REPUBLIKA.CO.ID, YOGYAKARTA -- Sekretaris Umum PP Muhammadiyah Abdul Mu'ti mengatakan, aksi pemboman Sarinah Jakarta tidak ada kaitannya dengan kasus perpanjangan kontrak karya freeport, kasus Gafatar, atau isu resuffle kabinet.
"Ini tidak ada kaitannya dengan pengalihan isu. Ini memang sebuah aksi kekerasan yang targetnya adalah melemahkan negara. Yang diserang kan pos polisi sebagai simbol negara," ujarnya di kantor PP Muhammadiyah, Kamis (14/1).
Aksi ini, menurutnya, dilakukan untuk menunjukan bahwa negara lemah yakni hanya bisa menghimbau warga untuk waspada tetapi tidak melakukan tindakan komprehensif untuk pencegahan.

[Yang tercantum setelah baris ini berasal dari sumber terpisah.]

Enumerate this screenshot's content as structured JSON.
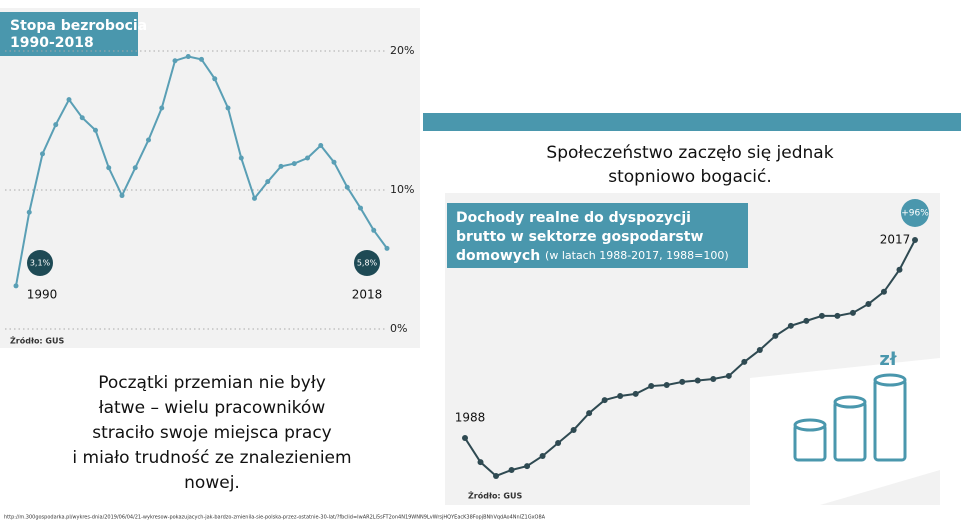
{
  "chart_data": [
    {
      "type": "line",
      "title": [
        "Stopa bezrobocia",
        "1990-2018"
      ],
      "source": "Źródło: GUS",
      "categories": [
        "1990",
        null,
        null,
        null,
        null,
        null,
        null,
        null,
        null,
        null,
        null,
        null,
        null,
        null,
        null,
        null,
        null,
        null,
        null,
        null,
        null,
        null,
        null,
        null,
        null,
        null,
        null,
        null,
        "2018"
      ],
      "values": [
        3.1,
        8.4,
        12.6,
        14.7,
        16.5,
        15.2,
        14.3,
        11.6,
        9.6,
        11.6,
        13.6,
        15.9,
        19.3,
        19.6,
        19.4,
        18.0,
        15.9,
        12.3,
        9.4,
        10.6,
        11.7,
        11.9,
        12.3,
        13.2,
        12.0,
        10.2,
        8.7,
        7.1,
        5.8
      ],
      "value_labels": [
        "3,1%",
        null,
        null,
        null,
        null,
        null,
        null,
        null,
        null,
        null,
        null,
        null,
        null,
        null,
        null,
        null,
        null,
        null,
        null,
        null,
        null,
        null,
        null,
        null,
        null,
        null,
        null,
        null,
        "5,8%"
      ],
      "color": "#5a9fb5",
      "ylim": [
        0,
        20
      ],
      "yticks": [
        {
          "value": 0,
          "label": "0%"
        },
        {
          "value": 10,
          "label": "10%"
        },
        {
          "value": 20,
          "label": "20%"
        }
      ],
      "grid": true
    },
    {
      "type": "line",
      "title": [
        "Dochody realne do dyspozycji",
        "brutto w sektorze gospodarstw",
        "domowych"
      ],
      "subtitle": "(w latach 1988-2017, 1988=100)",
      "source": "Źródło: GUS",
      "categories": [
        "1988",
        null,
        null,
        null,
        null,
        null,
        null,
        null,
        null,
        null,
        null,
        null,
        null,
        null,
        null,
        null,
        null,
        null,
        null,
        null,
        null,
        null,
        null,
        null,
        null,
        null,
        null,
        null,
        null,
        "2017"
      ],
      "values": [
        100,
        88.3,
        81.6,
        84.5,
        86.4,
        91.3,
        97.6,
        103.9,
        112.1,
        118.4,
        120.4,
        121.4,
        125.2,
        125.7,
        127.2,
        127.9,
        128.6,
        130.1,
        136.9,
        142.7,
        149.5,
        154.4,
        156.8,
        159.2,
        159.2,
        160.7,
        165.0,
        170.9,
        181.6,
        196
      ],
      "annotation": "+96%",
      "color": "#2f4a52",
      "ylim": [
        75,
        200
      ]
    }
  ],
  "captions": {
    "left": [
      "Początki przemian nie były",
      "łatwe – wielu pracowników",
      "straciło swoje miejsca pracy",
      "i miało trudność ze znalezieniem",
      "nowej."
    ],
    "right": [
      "Społeczeństwo zaczęło się jednak",
      "stopniowo bogacić."
    ]
  },
  "icon_label": "zł",
  "url": "http://m.300gospodarka.pl/wykres-dnia/2019/06/04/21-wykresow-pokazujacych-jak-bardzo-zmienila-sie-polska-przez-ostatnie-30-lat/?fbclid=IwAR2Li5sFT2on4N19WNN9LvWrsjHQYEacK38FopjBNhVqdAo4NnlZ1GxO8A"
}
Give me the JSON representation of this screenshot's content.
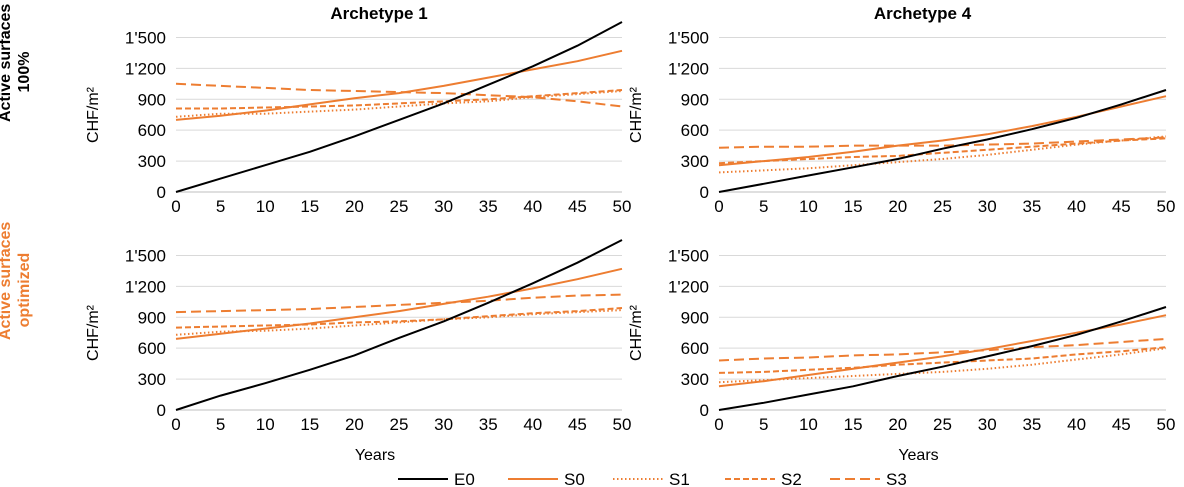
{
  "row_labels": [
    {
      "lines": [
        "Active surfaces",
        "100%"
      ],
      "color": "#000000"
    },
    {
      "lines": [
        "Active surfaces",
        "optimized"
      ],
      "color": "#ed7d31"
    }
  ],
  "y_axis_label": "CHF/m²",
  "x_axis_label": "Years",
  "colors": {
    "E0": "#000000",
    "S": "#ed7d31"
  },
  "legend": [
    {
      "name": "E0",
      "style": "solid",
      "color": "#000000"
    },
    {
      "name": "S0",
      "style": "solid",
      "color": "#ed7d31"
    },
    {
      "name": "S1",
      "style": "dotted",
      "color": "#ed7d31"
    },
    {
      "name": "S2",
      "style": "dashed",
      "color": "#ed7d31"
    },
    {
      "name": "S3",
      "style": "longdash",
      "color": "#ed7d31"
    }
  ],
  "chart_data": [
    {
      "type": "line",
      "title": "Archetype 1",
      "row": "Active surfaces 100%",
      "xlim": [
        0,
        50
      ],
      "ylim": [
        0,
        1650
      ],
      "xticks": [
        0,
        5,
        10,
        15,
        20,
        25,
        30,
        35,
        40,
        45,
        50
      ],
      "yticks": [
        0,
        300,
        600,
        900,
        1200,
        1500
      ],
      "ytick_labels": [
        "0",
        "300",
        "600",
        "900",
        "1'200",
        "1'500"
      ],
      "x": [
        0,
        5,
        10,
        15,
        20,
        25,
        30,
        35,
        40,
        45,
        50
      ],
      "series": [
        {
          "name": "E0",
          "values": [
            0,
            130,
            260,
            390,
            540,
            700,
            860,
            1040,
            1220,
            1420,
            1650
          ]
        },
        {
          "name": "S0",
          "values": [
            700,
            740,
            790,
            850,
            910,
            960,
            1030,
            1110,
            1190,
            1270,
            1370
          ]
        },
        {
          "name": "S1",
          "values": [
            730,
            760,
            760,
            780,
            800,
            830,
            860,
            880,
            920,
            950,
            980
          ]
        },
        {
          "name": "S2",
          "values": [
            810,
            810,
            820,
            830,
            840,
            860,
            880,
            900,
            930,
            960,
            990
          ]
        },
        {
          "name": "S3",
          "values": [
            1050,
            1030,
            1010,
            990,
            980,
            970,
            960,
            940,
            920,
            880,
            830
          ]
        }
      ]
    },
    {
      "type": "line",
      "title": "Archetype 4",
      "row": "Active surfaces 100%",
      "xlim": [
        0,
        50
      ],
      "ylim": [
        0,
        1650
      ],
      "xticks": [
        0,
        5,
        10,
        15,
        20,
        25,
        30,
        35,
        40,
        45,
        50
      ],
      "yticks": [
        0,
        300,
        600,
        900,
        1200,
        1500
      ],
      "ytick_labels": [
        "0",
        "300",
        "600",
        "900",
        "1'200",
        "1'500"
      ],
      "x": [
        0,
        5,
        10,
        15,
        20,
        25,
        30,
        35,
        40,
        45,
        50
      ],
      "series": [
        {
          "name": "E0",
          "values": [
            0,
            80,
            160,
            240,
            320,
            420,
            510,
            610,
            720,
            850,
            990
          ]
        },
        {
          "name": "S0",
          "values": [
            260,
            300,
            340,
            390,
            450,
            500,
            560,
            640,
            730,
            830,
            930
          ]
        },
        {
          "name": "S1",
          "values": [
            190,
            210,
            230,
            260,
            290,
            320,
            360,
            410,
            460,
            500,
            540
          ]
        },
        {
          "name": "S2",
          "values": [
            280,
            300,
            320,
            340,
            350,
            380,
            410,
            440,
            470,
            500,
            520
          ]
        },
        {
          "name": "S3",
          "values": [
            430,
            440,
            440,
            450,
            450,
            450,
            460,
            470,
            490,
            510,
            530
          ]
        }
      ]
    },
    {
      "type": "line",
      "title": "",
      "row": "Active surfaces optimized",
      "xlim": [
        0,
        50
      ],
      "ylim": [
        0,
        1650
      ],
      "xticks": [
        0,
        5,
        10,
        15,
        20,
        25,
        30,
        35,
        40,
        45,
        50
      ],
      "yticks": [
        0,
        300,
        600,
        900,
        1200,
        1500
      ],
      "ytick_labels": [
        "0",
        "300",
        "600",
        "900",
        "1'200",
        "1'500"
      ],
      "x": [
        0,
        5,
        10,
        15,
        20,
        25,
        30,
        35,
        40,
        45,
        50
      ],
      "series": [
        {
          "name": "E0",
          "values": [
            0,
            140,
            260,
            390,
            530,
            700,
            860,
            1040,
            1230,
            1430,
            1650
          ]
        },
        {
          "name": "S0",
          "values": [
            690,
            740,
            790,
            840,
            900,
            960,
            1030,
            1100,
            1180,
            1270,
            1370
          ]
        },
        {
          "name": "S1",
          "values": [
            730,
            760,
            770,
            790,
            820,
            850,
            880,
            900,
            930,
            950,
            970
          ]
        },
        {
          "name": "S2",
          "values": [
            800,
            810,
            820,
            830,
            850,
            860,
            880,
            910,
            940,
            960,
            990
          ]
        },
        {
          "name": "S3",
          "values": [
            950,
            960,
            970,
            980,
            1000,
            1020,
            1040,
            1060,
            1090,
            1110,
            1120
          ]
        }
      ]
    },
    {
      "type": "line",
      "title": "",
      "row": "Active surfaces optimized",
      "xlim": [
        0,
        50
      ],
      "ylim": [
        0,
        1650
      ],
      "xticks": [
        0,
        5,
        10,
        15,
        20,
        25,
        30,
        35,
        40,
        45,
        50
      ],
      "yticks": [
        0,
        300,
        600,
        900,
        1200,
        1500
      ],
      "ytick_labels": [
        "0",
        "300",
        "600",
        "900",
        "1'200",
        "1'500"
      ],
      "x": [
        0,
        5,
        10,
        15,
        20,
        25,
        30,
        35,
        40,
        45,
        50
      ],
      "series": [
        {
          "name": "E0",
          "values": [
            0,
            70,
            150,
            230,
            330,
            420,
            520,
            620,
            730,
            860,
            1000
          ]
        },
        {
          "name": "S0",
          "values": [
            230,
            280,
            340,
            400,
            460,
            520,
            590,
            670,
            750,
            830,
            920
          ]
        },
        {
          "name": "S1",
          "values": [
            270,
            290,
            310,
            330,
            350,
            370,
            400,
            440,
            490,
            540,
            600
          ]
        },
        {
          "name": "S2",
          "values": [
            360,
            370,
            390,
            410,
            440,
            460,
            480,
            500,
            540,
            570,
            610
          ]
        },
        {
          "name": "S3",
          "values": [
            480,
            500,
            510,
            530,
            540,
            560,
            580,
            610,
            630,
            660,
            690
          ]
        }
      ]
    }
  ]
}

Meski begitu, kata dia, polisi diharapkan tidak terburu-buru memberikan pernyataan terkait pelaku dan motif pemboman tersebut sebelum ada investigasi menyeluruh. "Jangan terburu-buru ambil kesimpulan sebelum ada hasil investigasi yang bisa dipertanggungjawabkan. Pernyataan polisi itu pernyataan pejabat negara jadi hati-hati, dan jangan berspekulasi," ujarnya.
Sementara itu Ketua PP Muhammadiyah Haedar Nashir mengatakan, investigasi yang dilakukan polisi harus secara akurat, komprehensif, dan jujur karena ini mempertaruhkan nama besar Indonesia.
"Kita tidak ingin masyarakat dibuat takut dan penuh kecemasan, seolah-olah negara ini tidak aman," katanya.
Karenanya, polisi ke depan juga diharapkan memberikan pengumuman secara jelas dan transparan terkait motif dan pelaku aksi pemboman yang sebenarnya.